5.2. Projects, Programmes, and Literacy of Adults in Romania
5.2.1. Projects and Investigations
The evaluation of illiteracy is far from being easy. On the one hand, the expenses of a relevant evaluation, at national level, according to all scientific criteria able to inspire confidence in the possibility to generalise the data and that would take into account that the manifestations of illiteracy, are very high. Proof stands the fact that there are very few countries in possession of detailed information acquired through national investigations.

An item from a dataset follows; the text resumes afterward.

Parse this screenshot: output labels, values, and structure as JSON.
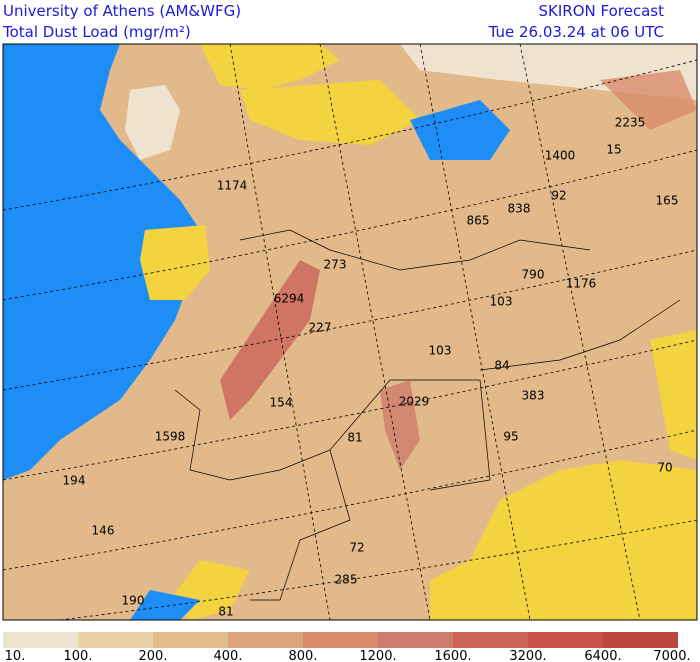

On the other hand, the general framework economic, political, and social is highly important in decision making about the allocation of significant funds for such evaluation. Romania needed first a period to "acknowledge" the existence of illiteracy as a phenomenon and another period to declare literacy a priority. Given that education in general has suffered a process of reform, with priorities defined by stage and type of fields, there have been created favourable openings to the issue of literacy; during the last two years, though, available resources were directed toward launching courses and programmes, and not toward the assessment of the phenomenon.
Therefore, the information obtained through investigations undertaken by the Institute for Sciences of Education and presented in the following paragraphs retain their importance as professional information and studies that may serve as reference data and lines of reasoning to Romanias literacy programmes.
In point, the Institute for Sciences of Education undertook the following with reference to the assessment of the degree of functional illiteracy:
1990-1992 specific equipment, adequate for the population of Romania, were built and validated; the equipment includes every day tasks of reading, writing, and calculating; the equipment makes use of the Canadian methodology, considered as one of the most efficient in the world; the equipment is applied to the graduates of compulsory education.
1992-1993 a pilot-investigation was conducted on the "risk" population, i.e., graduates of the industrial evening high schools, rural area population, conscripts, law offenders.
1992-1993 an opinion investigation was conducted by 570 educators in primary and gymnasium education (institutors, teachers of Romanian and maths, speciality inspectors) on the need to set up courses on adult literacy and the possibility of teacher involvement in such courses.
1994 a nation-wide inquiry was conducted on a representative sample about the reading, writing, and calculating abilities of compulsory education graduates.
1996 an investigation was conducted among the disavantaged school population (graduates of compulsory education) in an area of Bucharest.